September 28, 2007
Who Says 2+2=4?
What do Microsoft's Excel 2007 and I have in common? We're both math challenged, or so it seems.
In the case of Excel, Microsoft employee David Gainer reports in his blog that when users tried to get Excel 2007 to multiply some pairs of numbers and the result was 65,535, Excel would incorrectly display 100,000 as the answer. According to Gainer, Excel makes mistakes multiplying 77.1x850, 10.2x6425 and 20.4x3212.5. "Further testing showed a similar phenomenon with 65,536 as well," he said, adding that internally Excel calculates correctly but it is the display that messes stuff up. He went on to say that the problem is limited to six numbers from 65,534.99999999995 to 65,535, and six numbers from 65,535.99999999995 to 65,536.

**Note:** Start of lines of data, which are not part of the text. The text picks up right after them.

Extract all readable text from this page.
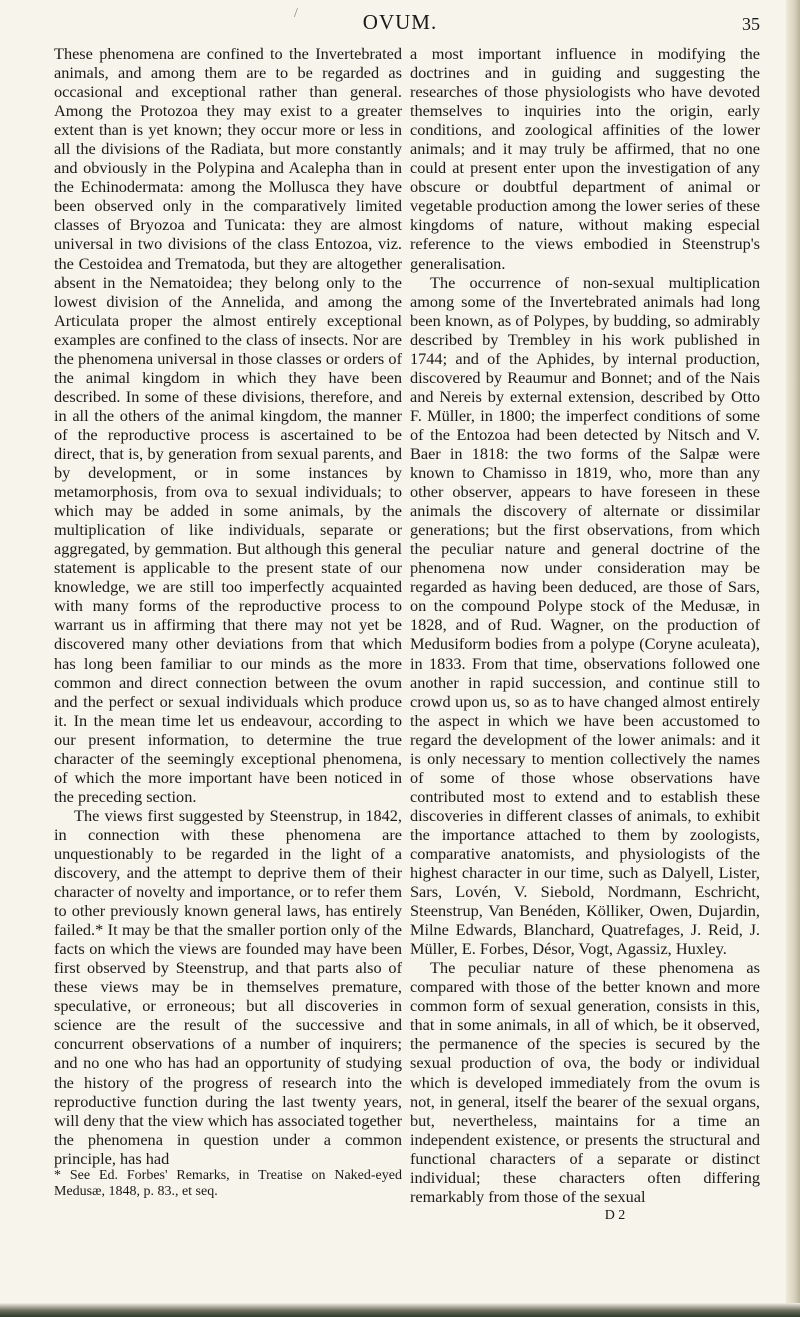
/	OVUM.	35

These phenomena are confined to the Invertebrated animals, and among them are to be regarded as occasional and exceptional rather than general. Among the Protozoa they may exist to a greater extent than is yet known; they occur more or less in all the divisions of the Radiata, but more constantly and obviously in the Polypina and Acalepha than in the Echinodermata: among the Mollusca they have been observed only in the comparatively limited classes of Bryozoa and Tunicata: they are almost universal in two divisions of the class Entozoa, viz. the Cestoidea and Trematoda, but they are altogether absent in the Nematoidea; they belong only to the lowest division of the Annelida, and among the Articulata proper the almost entirely exceptional examples are confined to the class of insects. Nor are the phenomena universal in those classes or orders of the animal kingdom in which they have been described. In some of these divisions, therefore, and in all the others of the animal kingdom, the manner of the reproductive process is ascertained to be direct, that is, by generation from sexual parents, and by development, or in some instances by metamorphosis, from ova to sexual individuals; to which may be added in some animals, by the multiplication of like individuals, separate or aggregated, by gemmation. But although this general statement is applicable to the present state of our knowledge, we are still too imperfectly acquainted with many forms of the reproductive process to warrant us in affirming that there may not yet be discovered many other deviations from that which has long been familiar to our minds as the more common and direct connection between the ovum and the perfect or sexual individuals which produce it. In the mean time let us endeavour, according to our present information, to determine the true character of the seemingly exceptional phenomena, of which the more important have been noticed in the preceding section.

The views first suggested by Steenstrup, in 1842, in connection with these phenomena are unquestionably to be regarded in the light of a discovery, and the attempt to deprive them of their character of novelty and importance, or to refer them to other previously known general laws, has entirely failed.* It may be that the smaller portion only of the facts on which the views are founded may have been first observed by Steenstrup, and that parts also of these views may be in themselves premature, speculative, or erroneous; but all discoveries in science are the result of the successive and concurrent observations of a number of inquirers; and no one who has had an opportunity of studying the history of the progress of research into the reproductive function during the last twenty years, will deny that the view which has associated together the phenomena in question under a common principle, has had

* See Ed. Forbes' Remarks, in Treatise on Naked-eyed Medusæ, 1848, p. 83., et seq.

a most important influence in modifying the doctrines and in guiding and suggesting the researches of those physiologists who have devoted themselves to inquiries into the origin, early conditions, and zoological affinities of the lower animals; and it may truly be affirmed, that no one could at present enter upon the investigation of any obscure or doubtful department of animal or vegetable production among the lower series of these kingdoms of nature, without making especial reference to the views embodied in Steenstrup's generalisation.

The occurrence of non-sexual multiplication among some of the Invertebrated animals had long been known, as of Polypes, by budding, so admirably described by Trembley in his work published in 1744; and of the Aphides, by internal production, discovered by Reaumur and Bonnet; and of the Nais and Nereis by external extension, described by Otto F. Müller, in 1800; the imperfect conditions of some of the Entozoa had been detected by Nitsch and V. Baer in 1818: the two forms of the Salpæ were known to Chamisso in 1819, who, more than any other observer, appears to have foreseen in these animals the discovery of alternate or dissimilar generations; but the first observations, from which the peculiar nature and general doctrine of the phenomena now under consideration may be regarded as having been deduced, are those of Sars, on the compound Polype stock of the Medusæ, in 1828, and of Rud. Wagner, on the production of Medusiform bodies from a polype (Coryne aculeata), in 1833. From that time, observations followed one another in rapid succession, and continue still to crowd upon us, so as to have changed almost entirely the aspect in which we have been accustomed to regard the development of the lower animals: and it is only necessary to mention collectively the names of some of those whose observations have contributed most to extend and to establish these discoveries in different classes of animals, to exhibit the importance attached to them by zoologists, comparative anatomists, and physiologists of the highest character in our time, such as Dalyell, Lister, Sars, Lovén, V. Siebold, Nordmann, Eschricht, Steenstrup, Van Benéden, Kölliker, Owen, Dujardin, Milne Edwards, Blanchard, Quatrefages, J. Reid, J. Müller, E. Forbes, Désor, Vogt, Agassiz, Huxley.

The peculiar nature of these phenomena as compared with those of the better known and more common form of sexual generation, consists in this, that in some animals, in all of which, be it observed, the permanence of the species is secured by the sexual production of ova, the body or individual which is developed immediately from the ovum is not, in general, itself the bearer of the sexual organs, but, nevertheless, maintains for a time an independent existence, or presents the structural and functional characters of a separate or distinct individual; these characters often differing remarkably from those of the sexual

D 2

In my case, I said in an editor's note entitled "2+2=What?" in today's Dr. Dobb's Report newsletter that "as when a 70% increase followed by a 60% decrease in statewide test scores is considered positive, even though the net effect on test scores is a 32% decrease." Well, if you actually compute that -- which I should have done before sending out the newsletter instead of after -- you get a 2% increase. As it turns out, the press release that I used as the source information had it backwards and, when I went back to the original document, it said "a 60% decrease followed by a 70% increase (resulting in a net decrease of 32%)". Thanks to readers Charles Linn and John Manis for quickly pointing this out.